After my dog friend left, I took back the empty pickup to get my car. So I was telling them what happened and that now I short on cats for the clinic since I planned to take at least seven or eight more from that place to be fixed. G says, "You want to catch a cat, then catch the one out back right now." She said she was just out back of their place and he was inside the shed eating.

That shed used to be my shed. HP volunteers built it for me when I lived at the shack in Corvallis. I'd ripped out a shoulder muscle trying to build one myself out of scraps from here and there. I was attaching the roof, made from tin I scrounged off a shed burned down in Jefferson by the fire department for practice. The roof began to slide, as I hoisted it up. I was losing control and one corner was headed for that blessed shack's rotted out kitchen window, which would have been enough to make my slumlord scream for a week at me, then evict me. So I caught it. I caught the damn roof on its way down, as it fell.

I could feel the muscle tearing off my right shoulder, as I hit the ground, rolling in agony. It was a horrible ripping feeling that I could easily convert in my brain to sound. After that, my arm wouldn't work right. I'd drop things if I turned my hand one way. I couldn't lift anything.

I needed a shed. So, someone signed me up for the Day of Caring and they came, the HP engineer team, highly organized, and in one day, hauled off my home made shed and created a new one, which was beautiful. They would not let me help, which made me feel helpless and useless, but of course I could not help, with a useless arm, hanging from a useless shoulder.

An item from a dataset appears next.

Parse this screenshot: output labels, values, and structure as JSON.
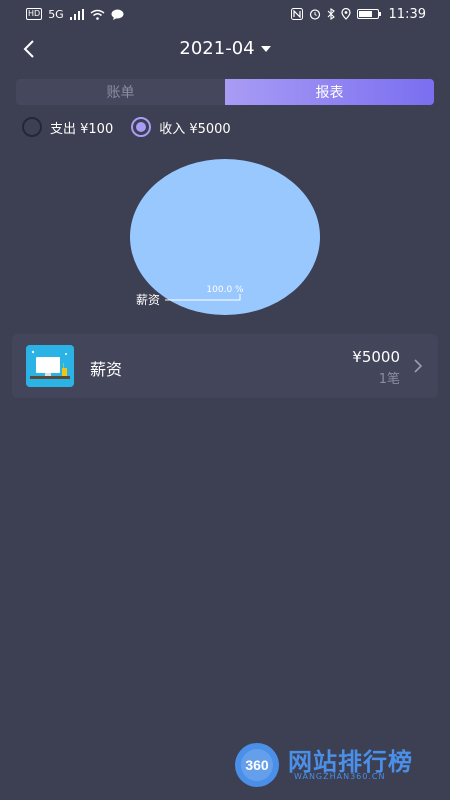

When I was evicted by the slumlady, there was no way I'd leave her a shed that was mine. So my tow truck friends just chained it up and winched it up onto a flatbed and took it home with them. I'd already installed a cat door with a tunnel made from a large plastic flower pot.

Tonight, I peaked inside my former shed and saw the black and white cat. G says, "Do you have a trap?"

"In my car," I replied, and ran off to get it. In the meantime, she blocked the cat's exit through the flower pot tunnel with her legs. I flipped over a metal tub and put it under the flower pot and set the trap on that, with transfer door up, trap covered except for the far end, so the cat would see light and think he could escape.

I told her to slam the transfer door down when he bolted out through the flower pot exit into the trap. Then I slipped inside with my net. He was hiding in a bale of hay and spooked out the hole instantly, when I touched him with my net, and into the trap.

Yahoo! One cat caught. It's a big unfixed male with a clouded eye.

After that, I went up to the VV colony and hand grabbed two of the four remaining unfixed kitten. The orange and white one weighed in at only one pound six ounces still, way under weight for his age. But his sister, the torti, was obviously of weight, so I scruffed her when she wasn't looking and dropped her into a carrier.

Try as I might, I could not locate the other two male kittens, who hang out down near the couples' daughter's place. And she wasn't home.

Home I came to find several messages. One was from someone with six cats needing fixed. Then someone else needed a male cat fixed. In short, I have 20 cats lined up, 22 if I catch two males out off Clover Ridge. 23 if I catch the new roamer around my place. Unlikely though, since he roams in very infrequently.

I'm over my limit in fact.

So it was a great day. I can build anything I want with all that OSB. If I can find some scrap 2x4's, I'll be busy all winter!